More than 77 per cent of Canadian exports go to the U.S.

Canada’s manufacturing sector faces the biggest risk should Trump push forward on imposing broad tariffs, said Canadian Manufacturers and Exporters president and CEO Dennis Darby. He said the sector is the “most trade-exposed” within Canada.

“It’s in the U.S.’s best interest, it’s in our best interest, but most importantly for consumers across North America, that we’re able to trade goods, materials, ingredients, as we have under the trade agreements,” Darby said in an interview.

“It’s a more complex or complicated outcome than it would have been with the Democrats, but we’ve had to deal with this before and we’re going to do our best to deal with it again.”
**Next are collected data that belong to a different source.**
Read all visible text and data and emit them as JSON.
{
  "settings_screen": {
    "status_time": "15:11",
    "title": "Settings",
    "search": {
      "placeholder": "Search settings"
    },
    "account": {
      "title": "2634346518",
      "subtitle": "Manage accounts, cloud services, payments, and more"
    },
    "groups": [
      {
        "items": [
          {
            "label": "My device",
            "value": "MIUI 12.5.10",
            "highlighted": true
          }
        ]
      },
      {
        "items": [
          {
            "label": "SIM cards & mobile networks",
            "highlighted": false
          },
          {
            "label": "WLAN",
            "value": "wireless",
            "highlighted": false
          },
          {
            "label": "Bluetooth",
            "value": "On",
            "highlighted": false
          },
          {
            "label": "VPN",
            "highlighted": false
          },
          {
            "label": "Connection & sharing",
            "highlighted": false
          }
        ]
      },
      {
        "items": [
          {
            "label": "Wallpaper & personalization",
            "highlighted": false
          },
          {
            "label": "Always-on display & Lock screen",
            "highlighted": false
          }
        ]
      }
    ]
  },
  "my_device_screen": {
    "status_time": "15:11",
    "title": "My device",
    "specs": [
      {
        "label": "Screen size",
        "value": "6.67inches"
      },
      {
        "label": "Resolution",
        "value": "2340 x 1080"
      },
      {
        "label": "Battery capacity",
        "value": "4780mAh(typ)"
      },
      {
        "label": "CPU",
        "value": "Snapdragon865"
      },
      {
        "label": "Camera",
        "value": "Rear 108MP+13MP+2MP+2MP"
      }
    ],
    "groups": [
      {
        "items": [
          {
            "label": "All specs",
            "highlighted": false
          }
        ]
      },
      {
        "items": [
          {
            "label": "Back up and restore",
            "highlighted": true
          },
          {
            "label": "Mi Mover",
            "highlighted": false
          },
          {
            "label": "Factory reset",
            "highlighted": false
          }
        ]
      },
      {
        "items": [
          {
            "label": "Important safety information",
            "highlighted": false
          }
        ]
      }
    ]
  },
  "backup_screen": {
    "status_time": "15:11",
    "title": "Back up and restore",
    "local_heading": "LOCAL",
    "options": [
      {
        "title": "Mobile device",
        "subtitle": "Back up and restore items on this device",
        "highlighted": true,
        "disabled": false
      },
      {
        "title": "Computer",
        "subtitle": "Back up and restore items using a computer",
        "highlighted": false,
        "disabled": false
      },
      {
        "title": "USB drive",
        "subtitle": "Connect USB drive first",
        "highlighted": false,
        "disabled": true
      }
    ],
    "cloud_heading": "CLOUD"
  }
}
American economists have also warned Trump’s plan could cause inflation and possibly a recession, which could have ripple effects in Canada.

It’s consumers who will ultimately feel the burden of any inflationary effect caused by broad tariffs, said Darby.

“A tariff tends to raise costs, and it ultimately raises prices, so that’s something that we have to be prepared for,” he said.

“It could tilt production mandates. A tariff makes goods more expensive, but on the same token, it also will make inputs for the U.S. more expensive.”

A report last month by TD economist Marc Ercolao said research shows a full-scale implementation of Trump’s tariff plan could lead to a near-five per cent reduction in Canadian export volumes to the U.S. by early-2027, relative to current baseline forecasts.

Retaliation by Canada would also increase costs for domestic producers, and push import volumes lower in the process.

“Slowing import activity mitigates some of the negative net trade impact on total GDP enough to avoid a technical recession, but still produces a period of extended stagnation through 2025 and 2026,” Ercolao said.

Since the Canada-United States-Mexico Agreement came into effect in 2020, trade between Canada and the U.S. has surged by 46 per cent, according to the Toronto Region Board of Trade.

With that deal is up for review in 2026, Canadian Chamber of Commerce president and CEO Candace Laing said the Canadian government “must collaborate effectively with the Trump administration to preserve and strengthen our bilateral economic partnership.”

“With an impressive $3.6 billion in daily trade, Canada and the United States are each other’s closest international partners. The secure and efficient flow of goods and people across our border … remains essential for the economies of both countries,” she said in a statement.

“By resisting tariffs and trade barriers that will only raise prices and hurt consumers in both countries, Canada and the United States can strengthen resilient cross-border supply chains that enhance our shared economic security.”